Schnabel created the film backdrop to the performance of Berlin we saw in Nottingham's Royal Concert Hall on Thursday - with its Chinese prints superimposing the story of drug-addicted prostitute Caroline (played by Roman Polanski's wife, actress Emmanuelle Seigner). Lou Reed himself, lean and gangly in jeans and red T-shirt, delivered as coolly as ever those devastatingly deadpan, ironic, understated lyrics. The horrors he leaves out reverberate even more than what he actually says.
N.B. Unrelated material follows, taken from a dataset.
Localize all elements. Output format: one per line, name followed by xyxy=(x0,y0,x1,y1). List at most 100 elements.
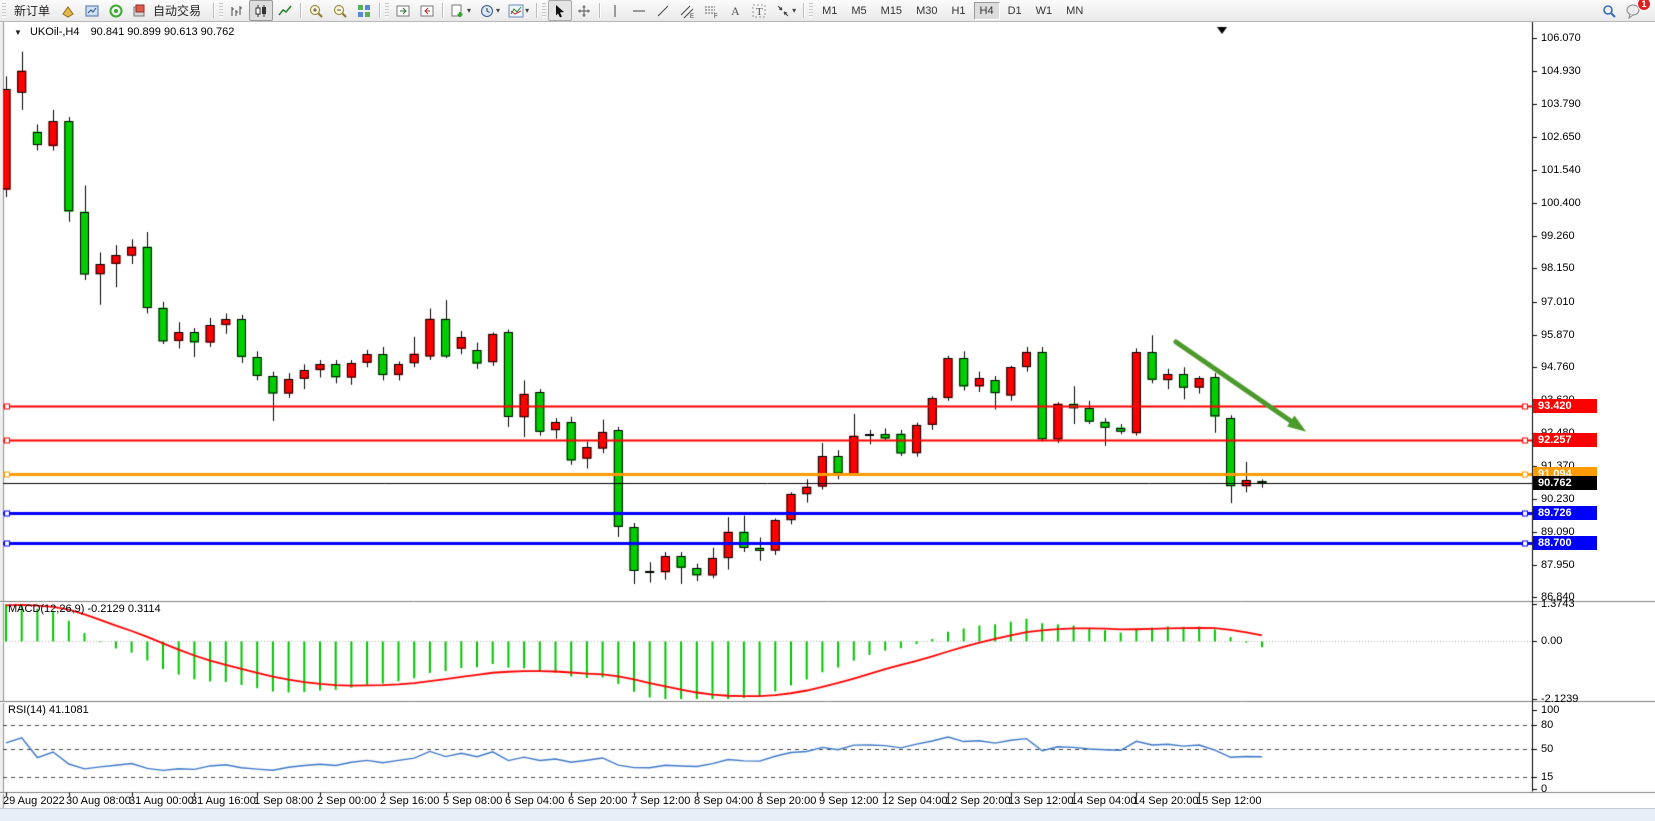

It's easy to forget, amid all this present-day 60s nostalgia, how Lou Reed with the Velvet Underground created a necessary antidote to the stars-in-their-eyes hippie generation (don't get me wrong, I was one of them). His stark musical vignettes of street low-life showed the flipside of flower-power idealism.

Following a standing ovation came utterly stunning encores of Satellite of Love and Rock And Roll, and an emotive new song, The Power of The Heart. A wonderful, unforgettable evening.

2 comments:

John Hee said...

Ah Berlin, one of my favourites. But one where I have to judge the potential listener very carefully, before introducing it to them, if they're not to slide off into the darker side of the themes.

Check the reissue our with the extra tracks.

The Solitary Walker said...

It was a great evening, John. The audience was ecstatic. Dark, yes -but also somehow uplifting.